New BSP charter gives space for RRR cuts
MANILA, Philippines — The lead economist of Ayala-led Bank of the Philippine Islands (BPI) said the amendments to the charter of the Bangko Sentral ng Pilipinas (BSP) give monetary authorities more room to slash the level of deposits banks are required to keep with the central bank.
BPI lead economist Jun Neri said cuts of more than two percentage points in the reserve requirement ratio (RRR) this year and even more are possible following the signing of the charter amendments.
President Duterte has signed into law Republic Act 11211, which amended RA 7653 or the New Central Bank Act.
The economist sees the BSP’s Monetary Board slashing the RRR during its rate-setting meeting on June 20.
“When prices and monetary conditions allow it, RRR reduction can be carried out more aggressively,” Neri said.
According to Neri, the BSP may slash the RRR by at least two percentage points or as much as four percent this year.
He said the central bank would prioritize structural reform measures that have a net-easing impact on liquidity once it is clear that the inflation target is within reach.
Other than a host of other medium and long term benefits, the RRR cuts would likely help temper the crowding-out effect of public sector deficit spending expected to continue this year.
“In particular, the liquidity expansion expected to result from the RRR cuts is anticipated to further ease the tightening of liquidity conditions in the domestic funds market seen since September,” he said earlier.
The BSP has reduced the RRR twice last year to 18 percent from 20 percent releasing around P190 billion in additional liquidity into the financial system.
The first reduction that took effect on March 2 last year injected P90 billion worth of fresh funds into the system followed by another 100 basis point cut on June 1, 2018 that poured around P100 billion in additional liquidity into the economy.
The new BSP Charter authorizes the increase in its capitalization to P200 billion from P50 billion.
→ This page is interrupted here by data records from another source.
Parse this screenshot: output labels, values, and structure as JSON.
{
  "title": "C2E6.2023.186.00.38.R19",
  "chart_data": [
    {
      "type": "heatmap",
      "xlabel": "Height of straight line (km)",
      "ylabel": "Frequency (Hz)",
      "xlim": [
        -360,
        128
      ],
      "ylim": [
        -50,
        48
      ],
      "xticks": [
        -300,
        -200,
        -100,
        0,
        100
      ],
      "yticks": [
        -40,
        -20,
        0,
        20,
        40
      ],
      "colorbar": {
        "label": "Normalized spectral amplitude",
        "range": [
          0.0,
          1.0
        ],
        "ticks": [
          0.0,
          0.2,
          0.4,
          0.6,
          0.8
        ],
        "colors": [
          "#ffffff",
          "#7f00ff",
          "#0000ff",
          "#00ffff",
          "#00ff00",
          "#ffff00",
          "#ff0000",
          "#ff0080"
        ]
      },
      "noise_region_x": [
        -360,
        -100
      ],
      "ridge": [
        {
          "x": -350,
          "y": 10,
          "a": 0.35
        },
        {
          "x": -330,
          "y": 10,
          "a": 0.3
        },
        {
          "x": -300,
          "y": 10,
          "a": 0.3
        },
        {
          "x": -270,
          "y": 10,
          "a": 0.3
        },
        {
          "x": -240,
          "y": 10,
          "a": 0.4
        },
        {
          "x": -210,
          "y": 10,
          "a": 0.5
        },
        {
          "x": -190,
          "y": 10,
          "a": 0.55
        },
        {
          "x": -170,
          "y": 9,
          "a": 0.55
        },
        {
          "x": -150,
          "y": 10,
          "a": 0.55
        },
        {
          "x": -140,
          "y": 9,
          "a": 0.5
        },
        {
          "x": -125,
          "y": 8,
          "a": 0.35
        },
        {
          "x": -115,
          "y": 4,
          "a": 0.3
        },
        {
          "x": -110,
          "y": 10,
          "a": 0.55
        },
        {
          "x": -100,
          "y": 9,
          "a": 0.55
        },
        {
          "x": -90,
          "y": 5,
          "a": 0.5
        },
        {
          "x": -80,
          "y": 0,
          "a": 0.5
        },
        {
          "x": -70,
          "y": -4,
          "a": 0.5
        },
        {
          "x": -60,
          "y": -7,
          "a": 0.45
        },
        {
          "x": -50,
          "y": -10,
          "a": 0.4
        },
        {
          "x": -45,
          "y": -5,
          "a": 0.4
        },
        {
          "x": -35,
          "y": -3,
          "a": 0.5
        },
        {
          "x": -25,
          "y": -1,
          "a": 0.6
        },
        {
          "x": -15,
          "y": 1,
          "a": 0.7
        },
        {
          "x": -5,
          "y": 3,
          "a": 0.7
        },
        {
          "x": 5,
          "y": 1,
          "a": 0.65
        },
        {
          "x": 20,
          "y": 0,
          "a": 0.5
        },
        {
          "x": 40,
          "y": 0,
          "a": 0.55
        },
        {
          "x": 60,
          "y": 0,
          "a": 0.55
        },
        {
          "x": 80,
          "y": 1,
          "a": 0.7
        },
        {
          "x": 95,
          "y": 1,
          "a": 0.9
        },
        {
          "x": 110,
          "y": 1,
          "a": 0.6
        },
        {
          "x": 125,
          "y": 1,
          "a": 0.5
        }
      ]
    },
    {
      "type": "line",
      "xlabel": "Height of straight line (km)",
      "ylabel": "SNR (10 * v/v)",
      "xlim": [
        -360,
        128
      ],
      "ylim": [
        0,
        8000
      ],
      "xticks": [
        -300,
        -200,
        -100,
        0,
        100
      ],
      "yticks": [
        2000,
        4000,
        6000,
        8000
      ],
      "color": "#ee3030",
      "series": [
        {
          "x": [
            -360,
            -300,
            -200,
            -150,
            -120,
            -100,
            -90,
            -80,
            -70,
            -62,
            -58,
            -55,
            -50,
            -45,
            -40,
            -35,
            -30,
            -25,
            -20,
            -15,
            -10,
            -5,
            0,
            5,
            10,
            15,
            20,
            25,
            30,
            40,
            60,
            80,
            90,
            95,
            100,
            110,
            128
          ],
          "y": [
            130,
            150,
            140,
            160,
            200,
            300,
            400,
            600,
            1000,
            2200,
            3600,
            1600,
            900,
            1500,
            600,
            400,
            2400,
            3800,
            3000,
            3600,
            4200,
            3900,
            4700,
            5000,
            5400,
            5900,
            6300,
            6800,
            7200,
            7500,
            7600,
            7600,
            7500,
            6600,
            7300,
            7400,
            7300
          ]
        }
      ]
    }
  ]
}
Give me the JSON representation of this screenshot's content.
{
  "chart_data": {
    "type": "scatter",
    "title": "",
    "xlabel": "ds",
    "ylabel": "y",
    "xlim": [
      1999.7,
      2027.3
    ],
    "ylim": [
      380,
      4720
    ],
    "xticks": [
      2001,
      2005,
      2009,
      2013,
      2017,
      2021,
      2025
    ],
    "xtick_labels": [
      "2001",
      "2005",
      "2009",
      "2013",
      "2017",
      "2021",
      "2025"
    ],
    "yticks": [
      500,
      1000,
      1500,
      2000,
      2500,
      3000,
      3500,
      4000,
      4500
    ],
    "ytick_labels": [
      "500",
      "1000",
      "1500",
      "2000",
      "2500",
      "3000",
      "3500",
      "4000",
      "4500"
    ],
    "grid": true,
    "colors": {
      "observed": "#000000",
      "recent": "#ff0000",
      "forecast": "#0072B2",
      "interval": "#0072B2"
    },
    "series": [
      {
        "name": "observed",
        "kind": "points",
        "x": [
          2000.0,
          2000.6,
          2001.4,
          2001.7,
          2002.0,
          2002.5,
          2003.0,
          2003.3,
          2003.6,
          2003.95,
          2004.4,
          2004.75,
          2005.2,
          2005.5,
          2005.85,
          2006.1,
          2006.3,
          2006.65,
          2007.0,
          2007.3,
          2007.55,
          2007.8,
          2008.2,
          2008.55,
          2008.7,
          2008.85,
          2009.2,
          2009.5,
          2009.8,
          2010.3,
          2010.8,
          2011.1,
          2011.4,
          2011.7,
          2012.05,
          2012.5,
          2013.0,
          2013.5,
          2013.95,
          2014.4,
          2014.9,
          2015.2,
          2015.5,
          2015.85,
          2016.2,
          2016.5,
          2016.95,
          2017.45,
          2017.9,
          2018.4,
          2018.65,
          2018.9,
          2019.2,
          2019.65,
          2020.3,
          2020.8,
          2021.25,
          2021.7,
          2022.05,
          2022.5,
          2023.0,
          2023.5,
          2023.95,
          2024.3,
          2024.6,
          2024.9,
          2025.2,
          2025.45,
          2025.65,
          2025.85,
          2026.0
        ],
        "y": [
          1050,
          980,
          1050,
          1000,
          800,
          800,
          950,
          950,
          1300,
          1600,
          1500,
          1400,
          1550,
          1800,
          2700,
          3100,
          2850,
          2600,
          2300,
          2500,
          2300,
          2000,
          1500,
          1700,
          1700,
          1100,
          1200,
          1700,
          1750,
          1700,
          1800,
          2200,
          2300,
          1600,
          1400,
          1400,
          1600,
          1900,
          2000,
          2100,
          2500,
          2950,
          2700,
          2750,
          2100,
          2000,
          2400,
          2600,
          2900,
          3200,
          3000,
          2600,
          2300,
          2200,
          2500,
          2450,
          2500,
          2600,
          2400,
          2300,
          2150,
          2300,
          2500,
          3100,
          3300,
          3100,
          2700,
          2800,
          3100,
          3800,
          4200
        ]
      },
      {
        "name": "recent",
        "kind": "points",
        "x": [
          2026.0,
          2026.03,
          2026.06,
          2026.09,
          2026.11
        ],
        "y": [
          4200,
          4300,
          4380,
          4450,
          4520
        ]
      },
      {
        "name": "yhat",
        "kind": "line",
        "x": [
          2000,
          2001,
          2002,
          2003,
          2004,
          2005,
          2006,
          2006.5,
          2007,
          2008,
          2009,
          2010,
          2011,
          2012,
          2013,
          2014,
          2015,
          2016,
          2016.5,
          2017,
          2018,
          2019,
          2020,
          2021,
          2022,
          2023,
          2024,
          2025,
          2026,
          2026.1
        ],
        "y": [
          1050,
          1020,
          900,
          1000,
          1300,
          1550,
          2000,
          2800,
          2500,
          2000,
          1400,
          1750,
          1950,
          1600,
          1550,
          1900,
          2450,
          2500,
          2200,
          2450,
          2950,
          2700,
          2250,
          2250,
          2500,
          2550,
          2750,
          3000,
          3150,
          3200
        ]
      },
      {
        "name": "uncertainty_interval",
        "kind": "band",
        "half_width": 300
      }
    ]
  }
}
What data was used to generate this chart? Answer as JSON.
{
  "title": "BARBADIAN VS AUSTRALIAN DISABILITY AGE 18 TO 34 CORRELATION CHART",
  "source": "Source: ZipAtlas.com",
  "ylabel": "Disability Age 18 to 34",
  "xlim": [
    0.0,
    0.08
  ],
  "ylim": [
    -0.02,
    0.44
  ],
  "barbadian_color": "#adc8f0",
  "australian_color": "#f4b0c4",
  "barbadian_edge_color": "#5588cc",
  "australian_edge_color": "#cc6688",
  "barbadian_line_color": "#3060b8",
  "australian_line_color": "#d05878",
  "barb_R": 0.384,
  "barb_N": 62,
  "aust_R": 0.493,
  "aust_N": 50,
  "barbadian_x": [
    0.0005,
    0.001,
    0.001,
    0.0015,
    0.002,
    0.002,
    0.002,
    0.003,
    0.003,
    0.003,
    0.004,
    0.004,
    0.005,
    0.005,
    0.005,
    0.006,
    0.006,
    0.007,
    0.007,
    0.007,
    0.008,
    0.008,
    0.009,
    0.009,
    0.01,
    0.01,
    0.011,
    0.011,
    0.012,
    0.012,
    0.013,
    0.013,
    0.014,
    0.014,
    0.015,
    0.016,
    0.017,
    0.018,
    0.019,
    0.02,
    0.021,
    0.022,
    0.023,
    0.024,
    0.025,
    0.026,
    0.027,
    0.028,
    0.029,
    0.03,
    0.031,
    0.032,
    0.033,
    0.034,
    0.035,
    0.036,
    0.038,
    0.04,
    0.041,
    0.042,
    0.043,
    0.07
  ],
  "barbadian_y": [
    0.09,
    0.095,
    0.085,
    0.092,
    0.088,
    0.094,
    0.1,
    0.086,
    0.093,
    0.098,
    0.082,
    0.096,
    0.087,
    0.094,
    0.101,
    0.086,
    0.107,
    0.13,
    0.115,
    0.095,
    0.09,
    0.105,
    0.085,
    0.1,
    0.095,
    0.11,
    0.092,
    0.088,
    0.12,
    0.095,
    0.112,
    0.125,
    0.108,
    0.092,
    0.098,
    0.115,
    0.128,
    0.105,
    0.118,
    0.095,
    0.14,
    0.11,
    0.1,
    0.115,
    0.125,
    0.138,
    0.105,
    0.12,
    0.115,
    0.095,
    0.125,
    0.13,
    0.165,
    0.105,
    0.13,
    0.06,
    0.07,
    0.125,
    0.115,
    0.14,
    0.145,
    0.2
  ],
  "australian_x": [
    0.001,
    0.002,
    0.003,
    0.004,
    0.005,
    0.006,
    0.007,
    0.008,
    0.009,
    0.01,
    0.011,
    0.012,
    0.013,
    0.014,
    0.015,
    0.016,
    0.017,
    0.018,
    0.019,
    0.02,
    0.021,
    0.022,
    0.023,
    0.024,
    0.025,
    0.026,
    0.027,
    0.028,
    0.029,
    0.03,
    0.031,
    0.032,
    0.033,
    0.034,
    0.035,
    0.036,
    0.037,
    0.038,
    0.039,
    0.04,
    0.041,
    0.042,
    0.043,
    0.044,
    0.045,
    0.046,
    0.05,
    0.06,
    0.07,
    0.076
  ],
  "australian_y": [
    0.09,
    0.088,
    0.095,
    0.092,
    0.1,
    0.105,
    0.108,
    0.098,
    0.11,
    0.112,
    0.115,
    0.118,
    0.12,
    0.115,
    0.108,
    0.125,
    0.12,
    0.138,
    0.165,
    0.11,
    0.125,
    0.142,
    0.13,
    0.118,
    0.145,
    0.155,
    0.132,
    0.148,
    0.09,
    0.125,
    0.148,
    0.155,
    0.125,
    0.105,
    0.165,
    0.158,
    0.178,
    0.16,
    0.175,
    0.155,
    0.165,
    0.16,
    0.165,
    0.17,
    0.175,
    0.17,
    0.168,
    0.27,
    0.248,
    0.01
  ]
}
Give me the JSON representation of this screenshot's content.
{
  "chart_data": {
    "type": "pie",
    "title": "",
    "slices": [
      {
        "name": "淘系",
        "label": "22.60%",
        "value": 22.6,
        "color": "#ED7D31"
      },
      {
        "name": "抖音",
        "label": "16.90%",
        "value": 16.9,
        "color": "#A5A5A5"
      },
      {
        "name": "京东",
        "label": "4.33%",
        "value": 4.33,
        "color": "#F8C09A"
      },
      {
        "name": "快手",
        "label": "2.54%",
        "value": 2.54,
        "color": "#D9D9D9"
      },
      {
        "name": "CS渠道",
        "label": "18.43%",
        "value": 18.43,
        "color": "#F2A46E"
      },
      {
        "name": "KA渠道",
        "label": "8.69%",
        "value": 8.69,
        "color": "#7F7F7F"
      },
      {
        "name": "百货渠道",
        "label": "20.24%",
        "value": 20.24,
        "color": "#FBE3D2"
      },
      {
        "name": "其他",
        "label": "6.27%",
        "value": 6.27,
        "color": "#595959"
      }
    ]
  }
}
The increase will be sourced from dividends declared by the BSP in favor of the national government.
Under the new charter, BSP is also exempt from taxes on income derived from governmental functions, placing the central bank in a stronger position to pursue its price and financial stability mandate amidst a growing economy and the increasing sophistication of the financial system.
“The amendments to the BSP Charter are both timely and attuned to a fast-evolving market landscape. We also recognize the efforts of central bankers who began spade work on this legislative initiative some 20 years ago. Under our new Charter, we will continue to build on the central bank’s rich institutional experience under BSP’s Continuity Plus-Plus program,” BSP Governor Nestor Espenilla Jr. said.
The new charter embodies a package of reforms to further align its operations with global best practices, improve the BSP’s corporate viability, and enhance its capacity for crafting proactive policies amid rising interlinkages in the financial markets and the broader economy.
In line with current international trends, the law removes money supply and credit levels as basis for determining monetary policy. The focus on these indicators has declined among central banks over the years, as fostering price stability now considers a broader set of indicators.
It also restores the central bank’s authority to issue debt papers as part of its regular operation. This gives the BSP greater flexibility in determining the timing and size of its monetary operations.